Up to this point I still had not be screened. Only the first question on the screening form was checked. Sure enough halfway through undressing there was a knock at the door, the doctor poked her head in and seeing that I was still undressing she said she would be back.
The doctor walked in shortly and came right to the point of my visit. My visit to Liberia was never conveyed to her, neither was the screening completed. The consultation was fast and efficient. I dressed and halfway through there was another knock, the MA peeked in and saw that I was still dressing; he was ready to put another patient in. I went out to the waiting room to fill out the rest of my forms including the screening; the last question asked for the presence of a series of symptoms: fever, headache, abdominal pain, nausea, vomiting, and diarrhea.

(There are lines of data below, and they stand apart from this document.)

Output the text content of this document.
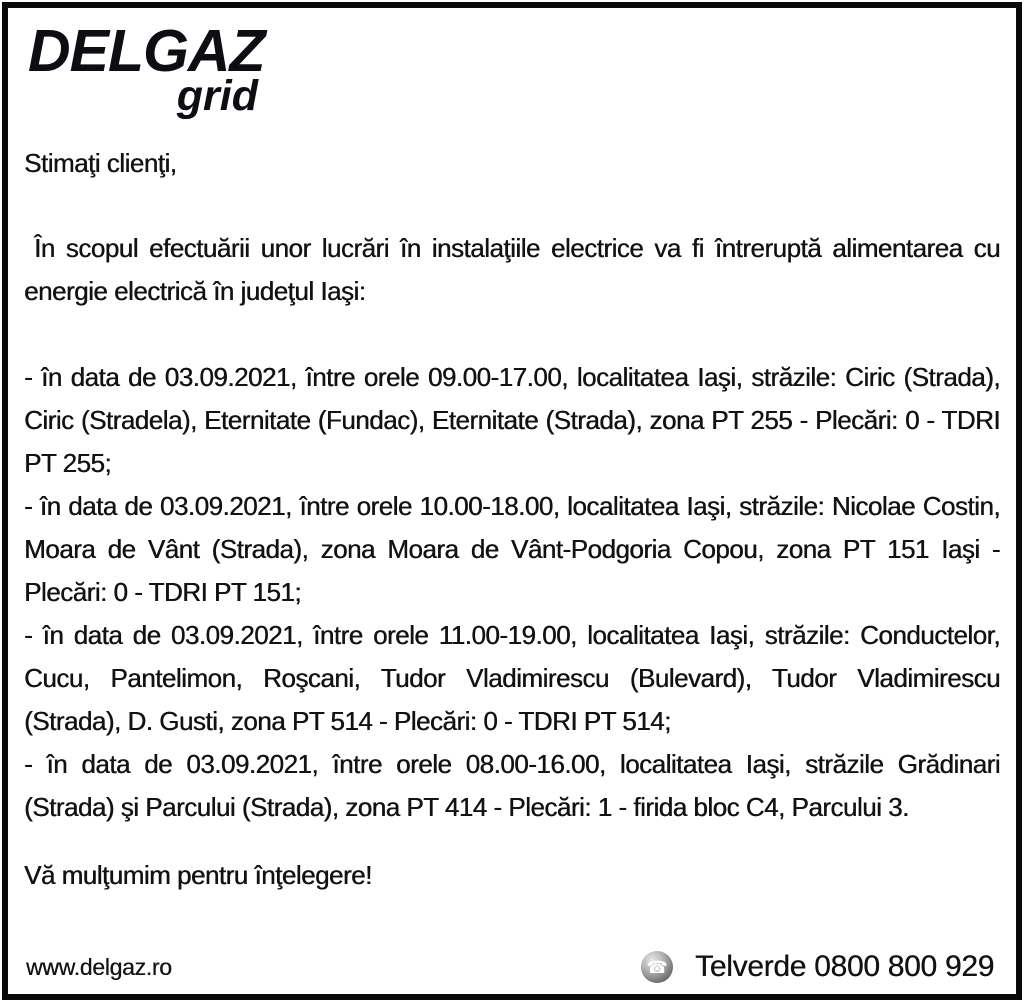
DELGAZ
grid

Stimaţi clienţi,

În scopul efectuării unor lucrări în instalaţiile electrice va fi întreruptă alimentarea cu energie electrică în judeţul Iaşi:

- în data de 03.09.2021, între orele 09.00-17.00, localitatea Iaşi, străzile: Ciric (Strada), Ciric (Stradela), Eternitate (Fundac), Eternitate (Strada), zona PT 255 - Plecări: 0 - TDRI PT 255;

- în data de 03.09.2021, între orele 10.00-18.00, localitatea Iaşi, străzile: Nicolae Costin, Moara de Vânt (Strada), zona Moara de Vânt-Podgoria Copou, zona PT 151 Iaşi - Plecări: 0 - TDRI PT 151;

- în data de 03.09.2021, între orele 11.00-19.00, localitatea Iaşi, străzile: Conductelor, Cucu, Pantelimon, Roşcani, Tudor Vladimirescu (Bulevard), Tudor Vladimirescu (Strada), D. Gusti, zona PT 514 - Plecări: 0 - TDRI PT 514;

- în data de 03.09.2021, între orele 08.00-16.00, localitatea Iaşi, străzile Grădinari (Strada) şi Parcului (Strada), zona PT 414 - Plecări: 1 - firida bloc C4, Parcului 3.

Vă mulţumim pentru înţelegere!

www.delgaz.ro	☎ Telverde 0800 800 929
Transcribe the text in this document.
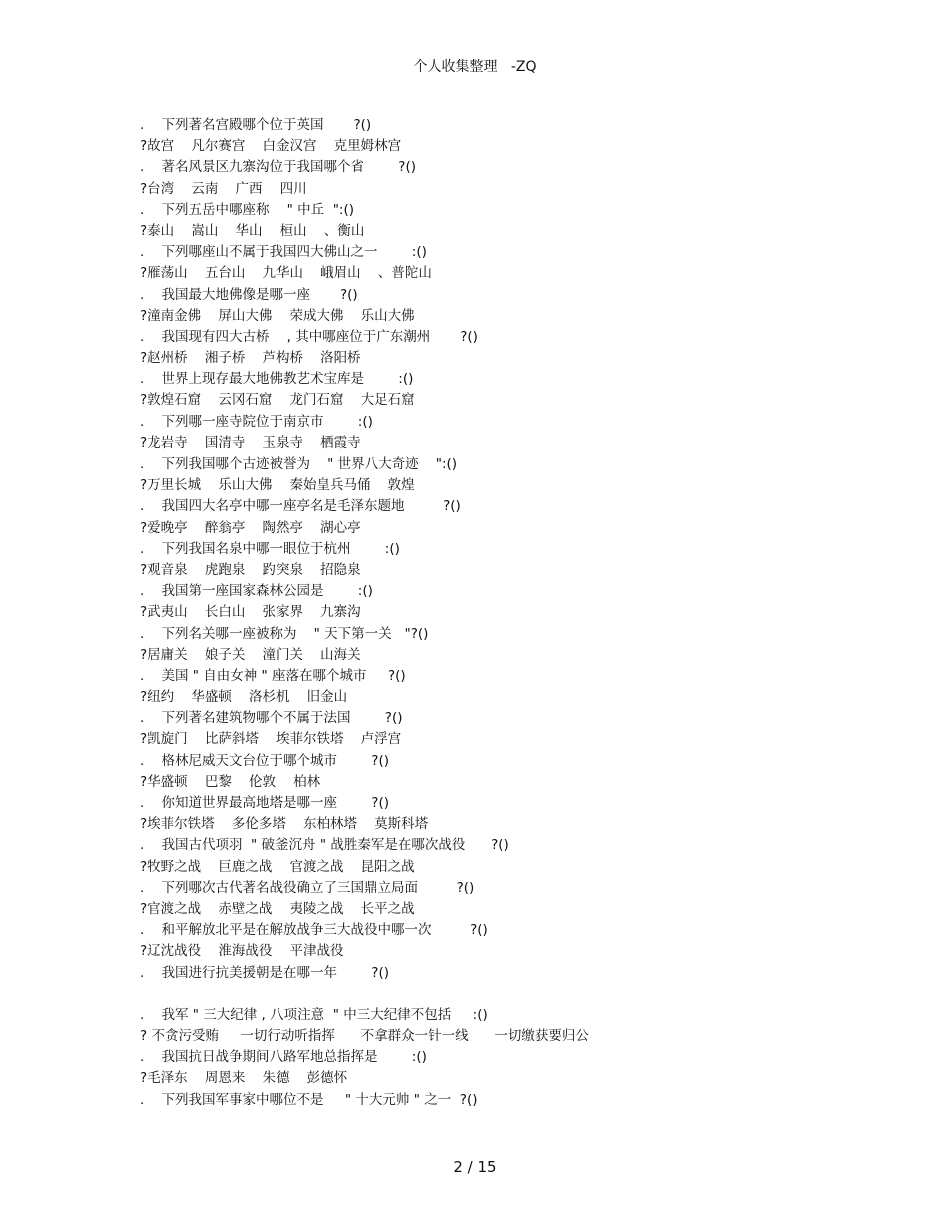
个人收集整理   -ZQ
.    下列著名宫殿哪个位于英国       ?()
?故宫    凡尔赛宫    白金汉宫    克里姆林宫
.    著名风景区九寨沟位于我国哪个省        ?()
?台湾    云南    广西    四川
.    下列五岳中哪座称    " 中丘  ":()
?泰山    嵩山    华山    桓山    、衡山
.    下列哪座山不属于我国四大佛山之一        :()
?雁荡山    五台山    九华山    峨眉山    、普陀山
.    我国最大地佛像是哪一座       ?()
?潼南金佛    屏山大佛    荣成大佛    乐山大佛
.    我国现有四大古桥    , 其中哪座位于广东潮州       ?()
?赵州桥    湘子桥    芦构桥    洛阳桥
.    世界上现存最大地佛教艺术宝库是        :()
?敦煌石窟    云冈石窟    龙门石窟    大足石窟
.    下列哪一座寺院位于南京市        :()
?龙岩寺    国清寺    玉泉寺    栖霞寺
.    下列我国哪个古迹被誉为    " 世界八大奇迹    ":()
?万里长城    乐山大佛    秦始皇兵马俑    敦煌
.    我国四大名亭中哪一座亭名是毛泽东题地         ?()
?爱晚亭    醉翁亭    陶然亭    湖心亭
.    下列我国名泉中哪一眼位于杭州        :()
?观音泉    虎跑泉    趵突泉    招隐泉
.    我国第一座国家森林公园是        :()
?武夷山    长白山    张家界    九寨沟
.    下列名关哪一座被称为    " 天下第一关   "?()
?居庸关    娘子关    潼门关    山海关
.    美国 " 自由女神 " 座落在哪个城市     ?()
?纽约    华盛顿    洛杉机    旧金山
.    下列著名建筑物哪个不属于法国        ?()
?凯旋门    比萨斜塔    埃菲尔铁塔    卢浮宫
.    格林尼威天文台位于哪个城市        ?()
?华盛顿    巴黎    伦敦    柏林
.    你知道世界最高地塔是哪一座        ?()
?埃菲尔铁塔    多伦多塔    东柏林塔    莫斯科塔
.    我国古代项羽  " 破釜沉舟 " 战胜秦军是在哪次战役      ?()
?牧野之战    巨鹿之战    官渡之战    昆阳之战
.    下列哪次古代著名战役确立了三国鼎立局面         ?()
?官渡之战    赤壁之战    夷陵之战    长平之战
.    和平解放北平是在解放战争三大战役中哪一次         ?()
?辽沈战役    淮海战役    平津战役
.    我国进行抗美援朝是在哪一年        ?()
.    我军 " 三大纪律 , 八项注意  " 中三大纪律不包括     :()
? 不贪污受贿     一切行动听指挥      不拿群众一针一线      一切缴获要归公
.    我国抗日战争期间八路军地总指挥是        :()
?毛泽东    周恩来    朱德    彭德怀
.    下列我国军事家中哪位不是     " 十大元帅 " 之一  ?()
2 / 15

When I was done with all my forms, there was a line in front of the receptionist who first greeted me, so I waited. Right across from her were two other receptionists, one of whom said she could help me. She gathered all my forms and I made a move to leave. She said to me that I would need to keep some of the papers in order to see the doctor. Evidently she thought I had not been seen yet.
I left with her staring at all the forms I had filled out. The screening form was placed at the very top.
It was lucky I had already finished my quarantine and I had no symptoms. But even if there is a screening form in place, the process of an actual screening done for someone returning from West Africa as the first line of defense for the detection of possible Ebola at the clinic was non-existent and failed miserably.